Staande op de trap van de presidentiële heli steekt Richard Nixon beide armen in de lucht en groet zijn staf. Alsof hij een triomftocht afsluit. De realiteit is echter anders.

President Richard Nixon neemt afscheid van zijn personeel in het Witte Huis. beeld AFP
President Richard Nixon neemt afscheid van zijn personeel in het Witte Huis. beeld AFP

Na op een naburig vliegveld te zijn overgestapt in de Air Force One, trekken Richard en zijn vrouw Pat zich ieder terug in hun eigen verblijf. Beiden zijn terneergeslagen. Als de grote Boeing ruim een uur later boven de staat Missouri vliegt, komt er een eind aan Nixons presidentschap. Het is vrijdag 9 augustus 1974, 12 uur.

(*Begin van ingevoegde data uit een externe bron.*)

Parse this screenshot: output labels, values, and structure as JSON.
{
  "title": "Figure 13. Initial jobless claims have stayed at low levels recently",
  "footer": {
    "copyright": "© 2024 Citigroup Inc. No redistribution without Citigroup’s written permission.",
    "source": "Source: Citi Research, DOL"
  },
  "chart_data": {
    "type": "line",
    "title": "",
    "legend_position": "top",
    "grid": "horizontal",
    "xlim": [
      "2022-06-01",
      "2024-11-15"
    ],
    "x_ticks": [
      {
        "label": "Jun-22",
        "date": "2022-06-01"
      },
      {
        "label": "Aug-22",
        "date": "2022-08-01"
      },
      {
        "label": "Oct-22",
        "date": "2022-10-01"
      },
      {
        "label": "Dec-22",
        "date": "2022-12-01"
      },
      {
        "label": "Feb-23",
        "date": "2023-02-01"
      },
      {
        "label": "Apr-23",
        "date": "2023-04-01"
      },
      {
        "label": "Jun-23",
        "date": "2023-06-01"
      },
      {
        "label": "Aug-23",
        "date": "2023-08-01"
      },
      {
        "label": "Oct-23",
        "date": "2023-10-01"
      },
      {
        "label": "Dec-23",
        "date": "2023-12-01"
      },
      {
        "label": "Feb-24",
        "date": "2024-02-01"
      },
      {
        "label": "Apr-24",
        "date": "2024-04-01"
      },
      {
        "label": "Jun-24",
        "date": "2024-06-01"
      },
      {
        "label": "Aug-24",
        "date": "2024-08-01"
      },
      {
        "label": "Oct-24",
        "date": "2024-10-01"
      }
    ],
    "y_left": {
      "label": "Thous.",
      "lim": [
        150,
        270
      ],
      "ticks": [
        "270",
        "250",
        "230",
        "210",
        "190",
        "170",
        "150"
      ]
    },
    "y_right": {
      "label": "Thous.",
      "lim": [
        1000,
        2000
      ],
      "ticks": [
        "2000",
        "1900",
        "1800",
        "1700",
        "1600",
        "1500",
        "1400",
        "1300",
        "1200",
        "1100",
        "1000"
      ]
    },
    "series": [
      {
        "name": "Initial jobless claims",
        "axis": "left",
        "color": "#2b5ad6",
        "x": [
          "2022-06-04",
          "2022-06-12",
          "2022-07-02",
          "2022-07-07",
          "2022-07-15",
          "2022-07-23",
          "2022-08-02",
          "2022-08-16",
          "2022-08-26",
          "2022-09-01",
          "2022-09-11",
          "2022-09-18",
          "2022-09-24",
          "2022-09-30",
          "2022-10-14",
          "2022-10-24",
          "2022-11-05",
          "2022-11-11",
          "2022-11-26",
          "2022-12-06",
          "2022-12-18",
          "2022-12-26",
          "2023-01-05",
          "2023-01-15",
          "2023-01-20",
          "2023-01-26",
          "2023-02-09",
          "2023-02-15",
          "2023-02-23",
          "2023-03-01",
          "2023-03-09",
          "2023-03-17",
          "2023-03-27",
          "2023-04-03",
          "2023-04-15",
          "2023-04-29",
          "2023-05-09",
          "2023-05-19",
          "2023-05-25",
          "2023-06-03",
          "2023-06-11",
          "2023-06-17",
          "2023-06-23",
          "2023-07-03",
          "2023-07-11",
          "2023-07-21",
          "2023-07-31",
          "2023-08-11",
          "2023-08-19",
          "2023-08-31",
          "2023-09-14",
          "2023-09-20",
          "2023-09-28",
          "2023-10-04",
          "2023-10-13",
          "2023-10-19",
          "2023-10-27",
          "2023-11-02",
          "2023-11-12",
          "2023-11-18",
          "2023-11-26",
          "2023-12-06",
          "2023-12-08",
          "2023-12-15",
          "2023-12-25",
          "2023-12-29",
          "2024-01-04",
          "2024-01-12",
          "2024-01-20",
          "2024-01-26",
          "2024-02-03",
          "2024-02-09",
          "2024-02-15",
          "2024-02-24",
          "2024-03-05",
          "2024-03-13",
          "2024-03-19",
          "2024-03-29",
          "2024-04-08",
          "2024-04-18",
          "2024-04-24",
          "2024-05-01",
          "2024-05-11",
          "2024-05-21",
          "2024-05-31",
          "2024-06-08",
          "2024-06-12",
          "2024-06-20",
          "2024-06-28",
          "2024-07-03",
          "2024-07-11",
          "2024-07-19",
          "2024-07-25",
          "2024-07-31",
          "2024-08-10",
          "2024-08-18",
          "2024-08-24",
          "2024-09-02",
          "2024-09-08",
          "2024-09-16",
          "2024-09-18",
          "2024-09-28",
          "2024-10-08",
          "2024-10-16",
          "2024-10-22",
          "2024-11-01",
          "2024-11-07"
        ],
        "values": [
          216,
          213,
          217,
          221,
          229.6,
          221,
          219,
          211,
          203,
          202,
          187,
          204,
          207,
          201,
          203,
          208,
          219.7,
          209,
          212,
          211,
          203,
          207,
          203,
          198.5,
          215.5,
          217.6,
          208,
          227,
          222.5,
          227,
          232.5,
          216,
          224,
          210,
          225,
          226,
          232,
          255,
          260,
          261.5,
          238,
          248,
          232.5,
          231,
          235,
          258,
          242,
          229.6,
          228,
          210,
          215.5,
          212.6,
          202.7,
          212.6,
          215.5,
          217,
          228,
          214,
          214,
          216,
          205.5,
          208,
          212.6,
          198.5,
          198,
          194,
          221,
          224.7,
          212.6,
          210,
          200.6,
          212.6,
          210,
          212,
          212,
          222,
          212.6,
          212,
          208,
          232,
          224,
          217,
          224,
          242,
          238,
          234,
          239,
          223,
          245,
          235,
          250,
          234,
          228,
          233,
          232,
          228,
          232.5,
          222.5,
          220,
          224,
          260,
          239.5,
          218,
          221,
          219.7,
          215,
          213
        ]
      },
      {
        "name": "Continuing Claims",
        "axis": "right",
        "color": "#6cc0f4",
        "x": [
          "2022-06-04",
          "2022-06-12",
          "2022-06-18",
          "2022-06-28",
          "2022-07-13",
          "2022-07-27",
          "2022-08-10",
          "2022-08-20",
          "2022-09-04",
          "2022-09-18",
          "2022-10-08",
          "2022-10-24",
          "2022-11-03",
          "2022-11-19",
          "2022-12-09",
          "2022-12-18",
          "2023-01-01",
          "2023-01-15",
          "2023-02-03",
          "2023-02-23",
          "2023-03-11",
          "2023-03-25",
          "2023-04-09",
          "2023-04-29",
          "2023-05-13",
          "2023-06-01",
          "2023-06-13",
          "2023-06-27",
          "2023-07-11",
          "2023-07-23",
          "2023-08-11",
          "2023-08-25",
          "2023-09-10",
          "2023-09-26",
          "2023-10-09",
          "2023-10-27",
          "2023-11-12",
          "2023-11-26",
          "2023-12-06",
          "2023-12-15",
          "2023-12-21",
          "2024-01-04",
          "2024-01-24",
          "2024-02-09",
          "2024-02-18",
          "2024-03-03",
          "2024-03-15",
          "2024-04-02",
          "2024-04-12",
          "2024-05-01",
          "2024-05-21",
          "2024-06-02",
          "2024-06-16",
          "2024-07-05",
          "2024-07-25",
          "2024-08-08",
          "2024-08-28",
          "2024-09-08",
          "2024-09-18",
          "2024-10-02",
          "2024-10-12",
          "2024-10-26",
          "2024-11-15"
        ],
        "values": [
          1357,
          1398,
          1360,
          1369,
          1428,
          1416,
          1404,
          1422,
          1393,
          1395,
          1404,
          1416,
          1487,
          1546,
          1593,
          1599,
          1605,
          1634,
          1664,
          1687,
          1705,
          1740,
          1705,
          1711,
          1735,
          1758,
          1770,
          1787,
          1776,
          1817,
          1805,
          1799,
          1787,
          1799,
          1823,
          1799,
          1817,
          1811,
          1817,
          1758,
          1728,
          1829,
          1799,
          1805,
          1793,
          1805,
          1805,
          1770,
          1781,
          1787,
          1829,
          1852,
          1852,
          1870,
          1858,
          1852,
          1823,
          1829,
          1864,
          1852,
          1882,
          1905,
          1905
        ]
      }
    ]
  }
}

Precies twee dagen eerder buigen Nixon en Henry Kissinger, zijn minister van Buitenlandse Zaken, in de Oval Office hun knieën. De tranen rollen over hun wangen. Kissinger is net opgestaan na een gesprek over Nixons besluit om af te treden als de president hem vraagt: „Blijf alsjeblieft bij me en laat ons samen bidden tot God.” Kissinger is een seculiere Jood en heeft weinig met het geloof in God. Maar hij gehoorzaamt zijn chef en knielt naast de president. Beiden bidden in stilte om kracht voor de moeilijke momenten die aanstaande zijn.

Donderdagavond 8 augustus maakt Nixon in een televisietoespraak aan het Amerikaanse volk zijn aftreden bekend. Dat is volgens hem „in het belang van het volk”. Cynisch voegen verschillende commentatoren eraan toe: „Maar vooral in het belang van hemzelf.”

Met zijn aftreden voorkomt Nixon dat hij wordt afgezet als president. Afgezet, omdat hij eigenbelang heeft laten winnen van het landsbelang en daarbij het gebruik van duistere praktijken niet heeft geschuwd.

Adresboekje

Feitelijk begint het drama dat Nixon dwingt tot aftreden twee jaar eerder. Op 17 juni 1972 arresteert de politie vijf inbrekers in het kantoor van de Democratische Partij. Dat is gevestigd in het imposante Watergatecomplex aan de Virginia Avenue in Washington D.C. Het vijftal wordt in de boeien geslagen nadat een oplettende nachtwaker tijdens een inspectieronde heeft geconstateerd dat er plakband op de sloten van deuren is geplakt. Vervelend voor de vijf inbrekers is ook dat een handlanger die op de uitkijk staat om te waarschuwen als er gevaar voor hen dreigt, niet goed oplet. In plaats van waakzaam te zijn, kijkt hij naar een film en mist dus de komst van de politie.

De arrestatie van de vijf doet tal van vragen rijzen. Waarom zijn ze het hoofdkwartier van de Democratische Partij binnengedrongen? Hebben ze dit op eigen initiatief gedaan of is er een opdrachtgever?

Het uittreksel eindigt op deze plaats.